C’en était fait du sort de la pauvre Cydalise ! Que de regrets pour Jean à son heure dernière ! Que de remords venaient empoisonner ses derniers moments ! S’il avait obéi à ses bons mouvements ! s’il n’avait pas différé ce que Bordelais la Rose lui commandait de faire ! Une réflexion se plaçait ici : Bordelais la Rose en savait-il assez sur cette jeune fille pour pouvoir la rendre à ses parents ? Hélas ! non… Jacob Risler pouvait seul… mais quoi ? tenter de conclure un marché, — et encore plus tard, quand il ne serait plus temps peut-être, lorsque la baronne serait morte tuée par le chagrin… Quelle chose abominable que ce fût par sa faute, à lui ! Ah ! malheureux qu’il était ! Et il avait voulu faire rendre à son père son honneur dérobé et se réclamer de cet honneur… Il avait renoncé à son nom, honteux de le porter, et il ajoutait encore à la réprobation imméritée de ce nom. Il allait mourir… il serait là… au plus profond de la terre, on ne le verrait plus… et Cydalise croirait avoir été abandonnée par lui ; et il n’emporterait pas même l’estime de Bordelais la Rose, qui ne saurait que penser en n’entendant plus parler de son petit ami Jean.

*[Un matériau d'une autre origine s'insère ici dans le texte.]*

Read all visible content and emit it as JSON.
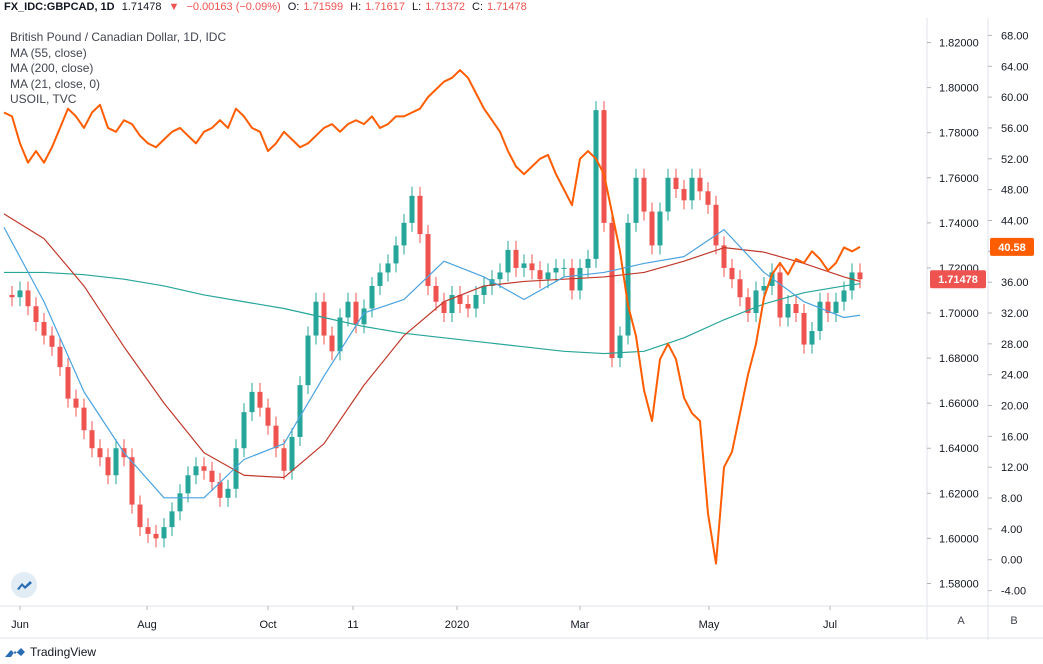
{
  "header": {
    "symbol": "FX_IDC:GBPCAD, 1D",
    "last": "1.71478",
    "arrow": "▼",
    "change": "−0.00163 (−0.09%)",
    "o_label": "O:",
    "o_val": "1.71599",
    "h_label": "H:",
    "h_val": "1.71617",
    "l_label": "L:",
    "l_val": "1.71372",
    "c_label": "C:",
    "c_val": "1.71478"
  },
  "legend": {
    "title": "British Pound / Canadian Dollar, 1D, IDC",
    "ma55": "MA (55, close)",
    "ma200": "MA (200, close)",
    "ma21": "MA (21, close, 0)",
    "overlay": "USOIL, TVC"
  },
  "colors": {
    "up": "#26a69a",
    "down": "#ef5350",
    "oil": "#ff5d00",
    "ma21": "#4aa3df",
    "ma55": "#c0392b",
    "ma200": "#26a69a",
    "axis_text": "#131722"
  },
  "scale_buttons": {
    "a": "A",
    "b": "B"
  },
  "footer": {
    "brand": "TradingView"
  },
  "chart_data": {
    "type": "line",
    "title": "British Pound / Canadian Dollar, 1D, IDC",
    "x_ticks": [
      "Jun",
      "Aug",
      "Oct",
      "11",
      "2020",
      "Mar",
      "May",
      "Jul"
    ],
    "y_left_ticks": [
      "1.82000",
      "1.80000",
      "1.78000",
      "1.76000",
      "1.74000",
      "1.72000",
      "1.70000",
      "1.68000",
      "1.66000",
      "1.64000",
      "1.62000",
      "1.60000",
      "1.58000"
    ],
    "y_right_ticks": [
      "68.00",
      "64.00",
      "60.00",
      "56.00",
      "52.00",
      "48.00",
      "44.00",
      "40.00",
      "36.00",
      "32.00",
      "28.00",
      "24.00",
      "20.00",
      "16.00",
      "12.00",
      "8.00",
      "4.00",
      "0.00",
      "-4.00"
    ],
    "price_axis_range": [
      1.57,
      1.83
    ],
    "oil_axis_range": [
      -6,
      70
    ],
    "last_price_label": "1.71478",
    "last_oil_label": "40.58",
    "series": [
      {
        "name": "GBPCAD",
        "kind": "close",
        "x": [
          0,
          8,
          16,
          24,
          32,
          40,
          48,
          56,
          64,
          72,
          80,
          88,
          96,
          104,
          112,
          120,
          128,
          136,
          144,
          152,
          160,
          168,
          176,
          184,
          192,
          200,
          208,
          216,
          224,
          232,
          240,
          248,
          256,
          264,
          272,
          280,
          288,
          296,
          304,
          312,
          320,
          328,
          336,
          344,
          352,
          360,
          368,
          376,
          384,
          392,
          400,
          408,
          416,
          424,
          432,
          440,
          448,
          456,
          464,
          472,
          480,
          488,
          496,
          504,
          512,
          520,
          528,
          536,
          544,
          552,
          560,
          568,
          576,
          584,
          592,
          600,
          608,
          616,
          624,
          632,
          640,
          648,
          656,
          664,
          672,
          680,
          688,
          696,
          704,
          712,
          720,
          728,
          736,
          744,
          752,
          760,
          768,
          776,
          784,
          792,
          800,
          808,
          816,
          824,
          832,
          840,
          848,
          856
        ],
        "values": [
          1.708,
          1.707,
          1.71,
          1.703,
          1.696,
          1.69,
          1.685,
          1.676,
          1.662,
          1.658,
          1.648,
          1.64,
          1.636,
          1.628,
          1.64,
          1.636,
          1.615,
          1.605,
          1.602,
          1.6,
          1.605,
          1.612,
          1.62,
          1.628,
          1.632,
          1.63,
          1.625,
          1.618,
          1.622,
          1.64,
          1.656,
          1.665,
          1.658,
          1.65,
          1.64,
          1.63,
          1.645,
          1.668,
          1.69,
          1.705,
          1.69,
          1.683,
          1.698,
          1.705,
          1.695,
          1.702,
          1.712,
          1.718,
          1.722,
          1.73,
          1.74,
          1.752,
          1.735,
          1.712,
          1.705,
          1.7,
          1.708,
          1.704,
          1.702,
          1.708,
          1.712,
          1.715,
          1.718,
          1.728,
          1.72,
          1.722,
          1.719,
          1.715,
          1.718,
          1.72,
          1.72,
          1.71,
          1.72,
          1.724,
          1.79,
          1.74,
          1.68,
          1.69,
          1.74,
          1.76,
          1.745,
          1.73,
          1.745,
          1.76,
          1.755,
          1.75,
          1.76,
          1.754,
          1.748,
          1.73,
          1.72,
          1.715,
          1.707,
          1.7,
          1.71,
          1.712,
          1.718,
          1.698,
          1.704,
          1.7,
          1.686,
          1.692,
          1.705,
          1.7,
          1.705,
          1.71,
          1.718,
          1.715
        ]
      },
      {
        "name": "MA (21, close, 0)",
        "x": [
          0,
          40,
          80,
          120,
          160,
          200,
          240,
          280,
          320,
          360,
          400,
          440,
          480,
          520,
          560,
          600,
          640,
          680,
          720,
          760,
          800,
          840,
          856
        ],
        "values": [
          1.738,
          1.705,
          1.665,
          1.638,
          1.618,
          1.618,
          1.635,
          1.642,
          1.672,
          1.7,
          1.706,
          1.723,
          1.716,
          1.706,
          1.716,
          1.718,
          1.722,
          1.725,
          1.737,
          1.718,
          1.705,
          1.698,
          1.699
        ]
      },
      {
        "name": "MA (55, close)",
        "x": [
          0,
          40,
          80,
          120,
          160,
          200,
          240,
          280,
          320,
          360,
          400,
          440,
          480,
          520,
          560,
          600,
          640,
          680,
          720,
          760,
          800,
          840,
          856
        ],
        "values": [
          1.744,
          1.733,
          1.712,
          1.685,
          1.66,
          1.638,
          1.628,
          1.627,
          1.642,
          1.668,
          1.69,
          1.705,
          1.712,
          1.714,
          1.715,
          1.716,
          1.718,
          1.723,
          1.729,
          1.727,
          1.722,
          1.716,
          1.714
        ]
      },
      {
        "name": "MA (200, close)",
        "x": [
          0,
          40,
          80,
          120,
          160,
          200,
          240,
          280,
          320,
          360,
          400,
          440,
          480,
          520,
          560,
          600,
          640,
          680,
          720,
          760,
          800,
          840,
          856
        ],
        "values": [
          1.718,
          1.718,
          1.717,
          1.715,
          1.712,
          1.708,
          1.705,
          1.702,
          1.698,
          1.694,
          1.691,
          1.689,
          1.687,
          1.685,
          1.683,
          1.682,
          1.683,
          1.689,
          1.697,
          1.704,
          1.709,
          1.712,
          1.713
        ]
      },
      {
        "name": "USOIL, TVC",
        "x": [
          0,
          8,
          16,
          24,
          32,
          40,
          48,
          56,
          64,
          72,
          80,
          88,
          96,
          104,
          112,
          120,
          128,
          136,
          144,
          152,
          160,
          168,
          176,
          184,
          192,
          200,
          208,
          216,
          224,
          232,
          240,
          248,
          256,
          264,
          272,
          280,
          288,
          296,
          304,
          312,
          320,
          328,
          336,
          344,
          352,
          360,
          368,
          376,
          384,
          392,
          400,
          408,
          416,
          424,
          432,
          440,
          448,
          456,
          464,
          472,
          480,
          488,
          496,
          504,
          512,
          520,
          528,
          536,
          544,
          552,
          560,
          568,
          576,
          584,
          592,
          600,
          608,
          616,
          624,
          632,
          640,
          648,
          656,
          664,
          672,
          680,
          688,
          696,
          704,
          712,
          720,
          728,
          736,
          744,
          752,
          760,
          768,
          776,
          784,
          792,
          800,
          808,
          816,
          824,
          832,
          840,
          848,
          856
        ],
        "values": [
          58.0,
          57.5,
          54.0,
          51.5,
          53.0,
          51.5,
          53.5,
          56.0,
          58.5,
          57.5,
          56.0,
          58.0,
          59.0,
          56.0,
          55.5,
          57.0,
          56.5,
          55.0,
          54.0,
          53.5,
          54.5,
          55.5,
          56.0,
          55.0,
          54.0,
          55.5,
          56.0,
          57.0,
          56.0,
          58.5,
          57.5,
          56.0,
          55.5,
          53.0,
          54.0,
          55.5,
          54.5,
          53.5,
          54.0,
          55.0,
          56.0,
          56.5,
          55.5,
          56.5,
          57.0,
          56.5,
          57.5,
          56.0,
          56.5,
          57.5,
          57.5,
          58.0,
          58.5,
          60.0,
          61.0,
          62.0,
          62.5,
          63.5,
          62.5,
          60.5,
          58.5,
          57.0,
          55.5,
          53.0,
          51.0,
          50.0,
          51.0,
          52.0,
          52.5,
          50.0,
          48.0,
          46.0,
          52.0,
          53.0,
          52.0,
          50.0,
          45.0,
          40.0,
          33.0,
          29.0,
          22.0,
          18.0,
          26.0,
          28.0,
          26.0,
          21.0,
          19.0,
          18.0,
          6.0,
          -0.5,
          12.0,
          14.0,
          19.0,
          24.0,
          28.0,
          34.0,
          37.0,
          38.5,
          37.0,
          39.0,
          38.5,
          40.0,
          39.0,
          37.5,
          38.5,
          40.5,
          40.0,
          40.58
        ]
      }
    ]
  }
}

Le pauvre garçon se mit à fondre en larmes. Mais tout à coup relevant la tête : — Pourquoi Quentin Werchave ne le ferait-il pas chercher ? Quentin était-il encore vivant ? Toutes ces voûtes noires ne s’étaient-elles pas écrasées sur ceux qui s’aventuraient si loin du soleil ?

Mais si Quentin vivait, il ne pourrait pas le laisser mourir ainsi, enterré avant d’être mort ; non, ce n’était pas possible ! Ce n’était pas possible ! Un faible espoir lui revint. Et puis, pourquoi ne travaillerait-il pas lui-même à sa délivrance ? Il essaya : il avait devant lui un enchevêtrement inextricable de troncs d’ormeaux, de planches, de pierres et de blocs de houille ; mais tout cela ne montait pas jusqu’à la voûte basse ; il devait y avoir des vides dans le haut, par où arrivaient jusqu’à lui ces émanations méphitiques qui le fatiguaient, cette chaleur, cet air brûlant qui lui dévorait la poitrine, le bruit des eaux échappées de leurs digues. Il essaya de tenter l’escalade. La cheville du pied droit était gonflée comme par une entorse. Un danger inaperçu lui fut alors révélé : le sol glissant et fortement incliné, aboutissait, sur sa gauche, à ce ténébreux récipient d’eaux pluviales amassées là, goutte à goutte pendant des années, vaguement entrevu l’instant d’auparavant, et dans lequel un faux mouvement pouvait le précipiter.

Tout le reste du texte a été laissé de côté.